Modulo inevitable typos (I’m not finished yet. Will put in a PR eventually) the chain() method looks like

virtual void chain() {
using Eigen::MatrixXd;
using Eigen::Map;
typedef Eigen::SparseMatrix<double,Eigen::RowMajor>::InnerIterator Inner_iterator;
MatrixXd adjAb(A_rows_, 1);
Map< Eigen::SparseMatrix<double, Eigen::RowMajor> > adjA(m, n, A_nnz,&u_[0],&v_[0],&wd_[0]); //Initialise to A
MatrixXd adjb(A_cols_, b_cols_);
for (size_type i = 0; i < adjAB.size(); ++i)
adjAB(i) = variRefAB_[i]->adj_;
// adjA = adjAB * t(b)
// adjAb[i,j] = adjAB[i]*b[j]
Map<Eigen::SparseMatrix<double, Eigen::RowMajor> > A(m, n, A_nnz,&u_[0],&v_[0],&wd_[0]);
for (size_type i = 0; i < A_rows_; ++i) {
for ( std::pair<Inner_iterator,Inner_iterator> it(const_Inner_iterator it_A(A,i), Inner_iterator it_adjA(adjA,i)); it.first(); ++it.first(),++it.second()) {
it.first().value() = adjAB[it.first().row()]*b[it.first().col()];
}
}
adjB = Map<const Eigen::SparseMatrix<double, Eigen::RowMajor> > Q(m, n, A_nnz,&u_[0],&v_[0],&wd_[0]).transpose()
* adjAB;
size_type i=0;
for (size_type row = 0; i < A_rows_; ++row)
for (Inner_iterator it(adjA,row); it;++it) {
variRefA_[i]->adj_ += it.value();
++i;
}
for (size_type i = 0; i < B_size_; ++i)
variRefB_[i]->adj_ += adjB(i);
}

Can we just implement csr_matrix_times_vector this way now?
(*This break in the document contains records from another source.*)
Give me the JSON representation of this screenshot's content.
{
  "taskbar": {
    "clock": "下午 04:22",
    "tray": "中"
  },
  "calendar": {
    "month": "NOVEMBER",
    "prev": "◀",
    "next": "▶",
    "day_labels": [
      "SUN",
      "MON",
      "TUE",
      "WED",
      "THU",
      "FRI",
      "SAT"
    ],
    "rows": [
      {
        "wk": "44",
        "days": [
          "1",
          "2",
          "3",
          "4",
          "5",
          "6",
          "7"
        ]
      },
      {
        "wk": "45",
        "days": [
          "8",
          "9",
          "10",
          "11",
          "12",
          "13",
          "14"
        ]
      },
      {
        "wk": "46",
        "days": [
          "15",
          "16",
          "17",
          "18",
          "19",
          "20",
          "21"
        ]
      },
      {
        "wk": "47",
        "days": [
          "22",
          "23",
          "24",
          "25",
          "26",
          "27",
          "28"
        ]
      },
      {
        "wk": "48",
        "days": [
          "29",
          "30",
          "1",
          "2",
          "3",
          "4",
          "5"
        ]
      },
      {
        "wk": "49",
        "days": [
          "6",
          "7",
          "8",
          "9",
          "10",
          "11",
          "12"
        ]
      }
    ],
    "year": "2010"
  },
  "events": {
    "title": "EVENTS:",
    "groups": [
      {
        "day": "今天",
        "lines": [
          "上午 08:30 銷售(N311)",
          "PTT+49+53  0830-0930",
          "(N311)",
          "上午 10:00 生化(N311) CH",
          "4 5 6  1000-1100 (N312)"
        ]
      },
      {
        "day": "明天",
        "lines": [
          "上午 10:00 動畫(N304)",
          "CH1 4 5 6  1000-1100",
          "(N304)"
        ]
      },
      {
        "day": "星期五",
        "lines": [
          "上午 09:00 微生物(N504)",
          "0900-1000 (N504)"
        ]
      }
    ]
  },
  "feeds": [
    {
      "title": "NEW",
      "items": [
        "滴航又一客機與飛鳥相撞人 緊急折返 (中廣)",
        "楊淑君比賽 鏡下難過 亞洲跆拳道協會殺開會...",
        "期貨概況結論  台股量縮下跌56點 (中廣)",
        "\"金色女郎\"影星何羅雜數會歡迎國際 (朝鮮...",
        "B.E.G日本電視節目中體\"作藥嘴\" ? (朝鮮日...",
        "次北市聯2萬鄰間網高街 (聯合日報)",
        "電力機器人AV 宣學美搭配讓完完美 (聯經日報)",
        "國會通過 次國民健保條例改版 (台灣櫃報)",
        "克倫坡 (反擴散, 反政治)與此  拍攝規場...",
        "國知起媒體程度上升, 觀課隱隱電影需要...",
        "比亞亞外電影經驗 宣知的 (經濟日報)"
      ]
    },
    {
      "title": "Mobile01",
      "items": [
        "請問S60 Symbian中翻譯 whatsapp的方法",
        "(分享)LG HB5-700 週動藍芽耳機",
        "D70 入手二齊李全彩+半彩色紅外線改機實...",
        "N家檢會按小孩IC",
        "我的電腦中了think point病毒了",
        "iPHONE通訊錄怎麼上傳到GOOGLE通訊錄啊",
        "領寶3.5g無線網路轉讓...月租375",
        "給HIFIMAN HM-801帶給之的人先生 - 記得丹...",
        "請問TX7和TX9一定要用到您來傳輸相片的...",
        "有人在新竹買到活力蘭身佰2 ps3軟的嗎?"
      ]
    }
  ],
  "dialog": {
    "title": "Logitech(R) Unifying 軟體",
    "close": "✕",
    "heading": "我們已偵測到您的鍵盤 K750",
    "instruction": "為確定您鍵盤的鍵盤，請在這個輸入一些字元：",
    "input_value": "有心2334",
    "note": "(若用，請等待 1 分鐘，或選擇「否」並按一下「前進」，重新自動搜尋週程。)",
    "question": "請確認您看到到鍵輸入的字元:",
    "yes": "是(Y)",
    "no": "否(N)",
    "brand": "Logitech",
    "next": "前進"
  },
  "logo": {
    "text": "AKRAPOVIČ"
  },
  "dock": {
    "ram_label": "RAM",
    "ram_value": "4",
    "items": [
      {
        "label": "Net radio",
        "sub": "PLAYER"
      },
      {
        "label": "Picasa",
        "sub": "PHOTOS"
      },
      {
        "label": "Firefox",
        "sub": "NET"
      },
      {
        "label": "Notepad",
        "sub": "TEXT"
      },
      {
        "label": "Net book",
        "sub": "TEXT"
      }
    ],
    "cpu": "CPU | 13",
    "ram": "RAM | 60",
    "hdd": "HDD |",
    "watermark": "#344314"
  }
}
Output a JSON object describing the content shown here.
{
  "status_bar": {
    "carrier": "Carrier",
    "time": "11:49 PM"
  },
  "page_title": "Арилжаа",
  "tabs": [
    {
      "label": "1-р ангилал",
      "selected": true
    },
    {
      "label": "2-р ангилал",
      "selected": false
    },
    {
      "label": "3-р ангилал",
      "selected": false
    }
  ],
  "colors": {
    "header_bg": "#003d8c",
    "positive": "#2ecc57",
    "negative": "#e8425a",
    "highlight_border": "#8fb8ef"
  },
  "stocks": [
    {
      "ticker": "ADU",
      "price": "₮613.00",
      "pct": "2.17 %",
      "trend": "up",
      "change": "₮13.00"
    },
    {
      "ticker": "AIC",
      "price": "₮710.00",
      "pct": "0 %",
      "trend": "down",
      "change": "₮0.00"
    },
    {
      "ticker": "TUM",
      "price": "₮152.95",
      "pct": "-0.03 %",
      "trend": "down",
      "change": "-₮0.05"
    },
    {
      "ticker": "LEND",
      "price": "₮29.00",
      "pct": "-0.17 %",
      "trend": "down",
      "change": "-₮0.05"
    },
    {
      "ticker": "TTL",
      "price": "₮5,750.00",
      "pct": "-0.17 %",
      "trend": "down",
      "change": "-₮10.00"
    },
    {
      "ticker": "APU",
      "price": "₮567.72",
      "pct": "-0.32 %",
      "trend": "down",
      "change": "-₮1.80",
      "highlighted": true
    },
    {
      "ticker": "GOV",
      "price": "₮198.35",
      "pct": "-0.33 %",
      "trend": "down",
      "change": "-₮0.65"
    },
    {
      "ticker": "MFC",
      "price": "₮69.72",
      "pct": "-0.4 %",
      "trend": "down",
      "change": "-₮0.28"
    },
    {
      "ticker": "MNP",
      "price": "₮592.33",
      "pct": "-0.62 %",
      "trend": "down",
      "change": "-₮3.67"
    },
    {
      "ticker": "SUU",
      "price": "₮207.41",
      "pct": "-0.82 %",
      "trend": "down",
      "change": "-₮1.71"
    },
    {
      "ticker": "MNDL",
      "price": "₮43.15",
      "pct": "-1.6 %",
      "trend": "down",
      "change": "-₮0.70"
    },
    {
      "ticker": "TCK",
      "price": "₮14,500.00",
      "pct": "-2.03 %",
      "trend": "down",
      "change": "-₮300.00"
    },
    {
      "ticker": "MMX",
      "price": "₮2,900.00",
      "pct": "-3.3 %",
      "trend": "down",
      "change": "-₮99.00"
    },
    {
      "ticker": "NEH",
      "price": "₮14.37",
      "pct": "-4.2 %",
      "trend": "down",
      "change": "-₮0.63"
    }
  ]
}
Or implement a new function that takes the m, n, k, u, v, and w to represent the sparse matrix. It’ll circumvent any language discussion.

This was always doable and will be done once I finish this grant application. (Sorry I didn’t make that clear) But this is the minimal use of sparse matrices. We still need to have the language discussion if we’re going to manipulate them in-language, speed up lmer, or make them user friendly.

You could, but a lot of the time spent in csr_matrix_times_vector is on checking validity of v and u, which don’t change. So, rstanarm needs a version without all that. If there were a way to construct a sparse_matrix in data or transformed data, then in each leapfrog step, you could just check that the matrix was conformable before multiplying by a vector.

w is actually not checked except for its size being the same as that of v. But it checks that every element of v — which is already restricted to be an int[] is in the allowable range.